C++ and Python bindings

Yokan provides C++ and Python bindings.

C++ binding

C++ bindings are headers-only and located in include/yokan/cxx/. The API is pretty much self-explanatory: it provides C++ class equivalent to the corresponding C opaque pointers and identifiers. For instance the yokan::Client class can be used in place of the yk_client_t C equivalent.

Warning

Some C++ functions may have their parameters in a different order than the corresponding C function (in particular all the functions that take a mode have this mode as last parameter). This is to allow C++ optional parameters.

Python binding

Yokan also provides Python bindings for its server and client libraries. The best way to understand their use is to look in the tests/python folder. To enable this python binding, install Yokan with the +python variant in spack.

The Python binding aim to encourage the user to think about performance first, before thinking about usability. We encourage users to implement a higher-level API on top of Yokan’s API to suit their particular user-case. For instance, the Python API does not provide __iter__ capabilities to enable seemless iteration through key/value pairs.
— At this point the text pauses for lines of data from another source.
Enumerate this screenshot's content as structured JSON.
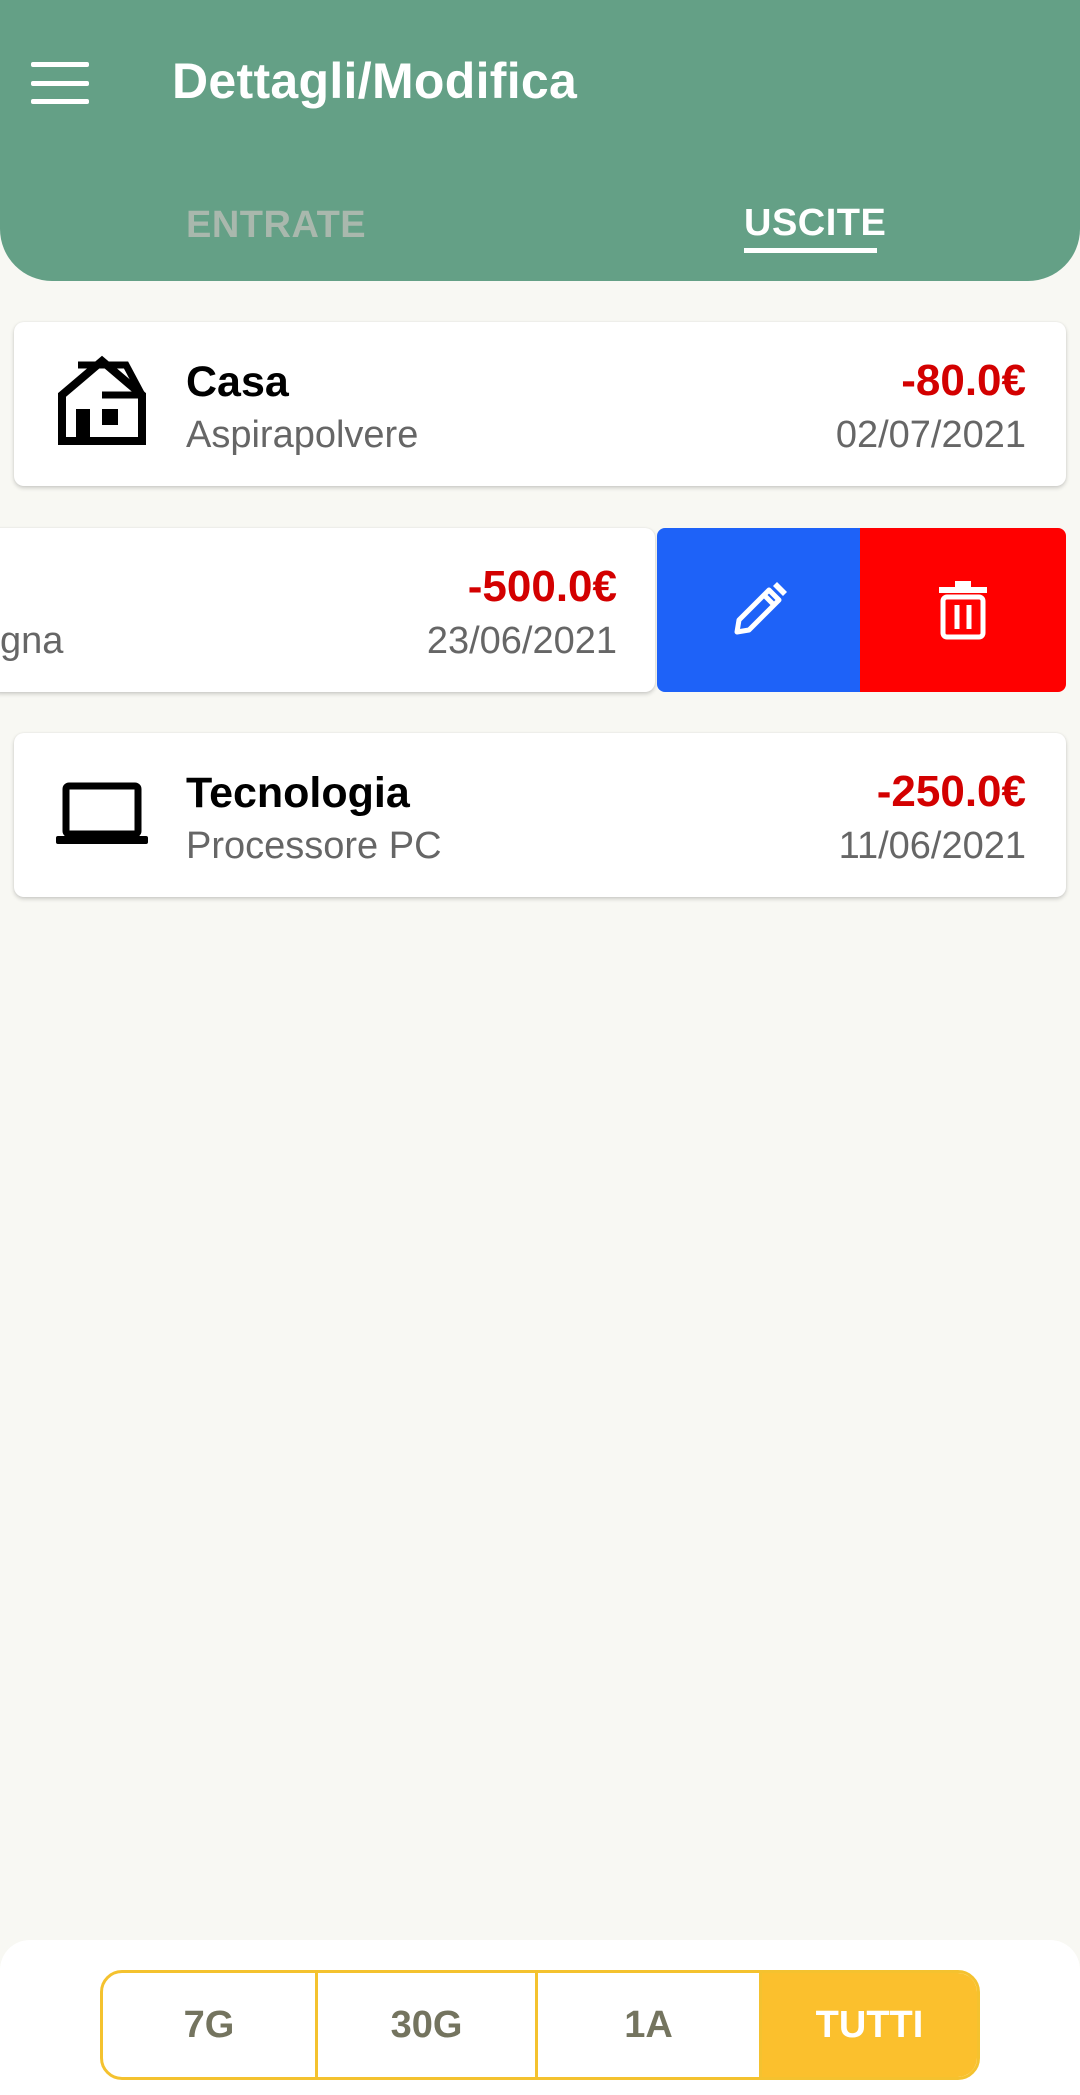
{
  "header": {
    "title": "Dettagli/Modifica",
    "tabs": [
      {
        "label": "ENTRATE",
        "selected": false
      },
      {
        "label": "USCITE",
        "selected": true
      }
    ]
  },
  "transactions": [
    {
      "category": "Casa",
      "description": "Aspirapolvere",
      "amount": "-80.0€",
      "date": "02/07/2021",
      "icon": "house-icon"
    },
    {
      "category": "",
      "description": "gna",
      "amount": "-500.0€",
      "date": "23/06/2021",
      "icon": "",
      "swiped_open": true
    },
    {
      "category": "Tecnologia",
      "description": "Processore PC",
      "amount": "-250.0€",
      "date": "11/06/2021",
      "icon": "laptop-icon"
    }
  ],
  "swipe_actions": {
    "edit_icon": "pencil-icon",
    "delete_icon": "trash-icon"
  },
  "filter": {
    "options": [
      "7G",
      "30G",
      "1A",
      "TUTTI"
    ],
    "selected": "TUTTI"
  },
  "colors": {
    "appbar": "#64a086",
    "amount_negative": "#d30000",
    "edit_action": "#1e62f8",
    "delete_action": "#ff0000",
    "filter_accent": "#fbc02d",
    "background": "#f8f8f3"
  }
}
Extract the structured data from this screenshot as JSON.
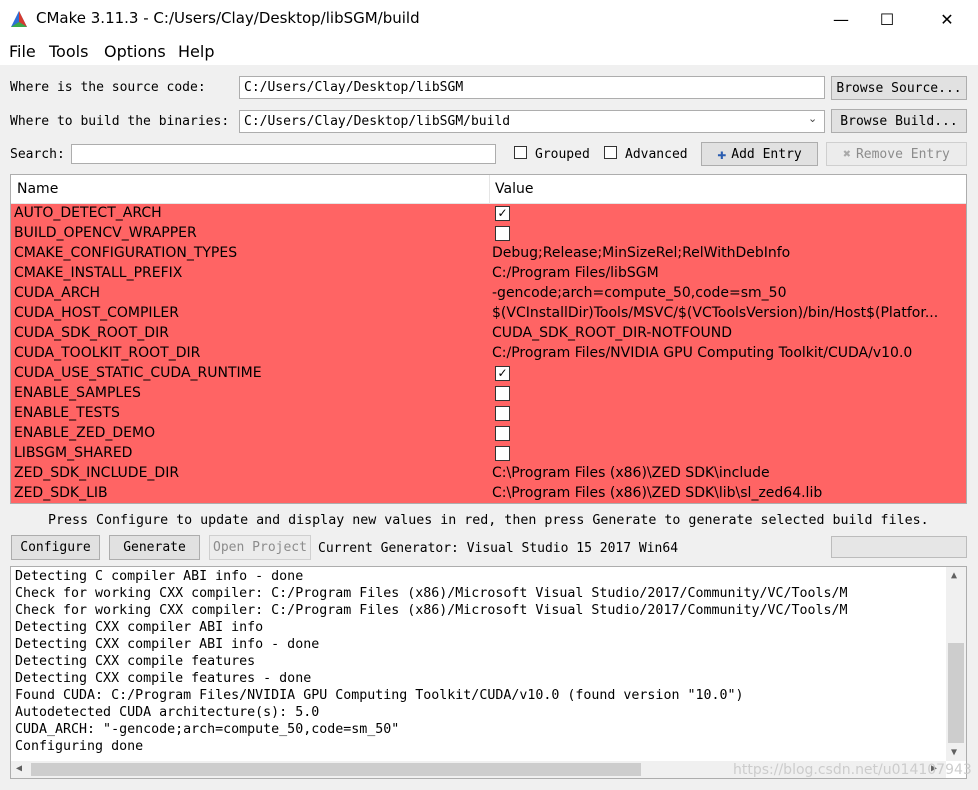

This kind of functionality would need to be implemented by the user using the list_* function, with the added knowledge of desired batch sizes, buffer sizes, etc.

Important

All functions in the Python bindings take either a string, or any object that implements the buffer protocol. Such objects include, for instance, bytearray and numpy arrays. Using objects satisfying the buffer protocol will be more efficient than using strings because the latter causes memory copies to occur when the Python string is converted into a C++ string internally.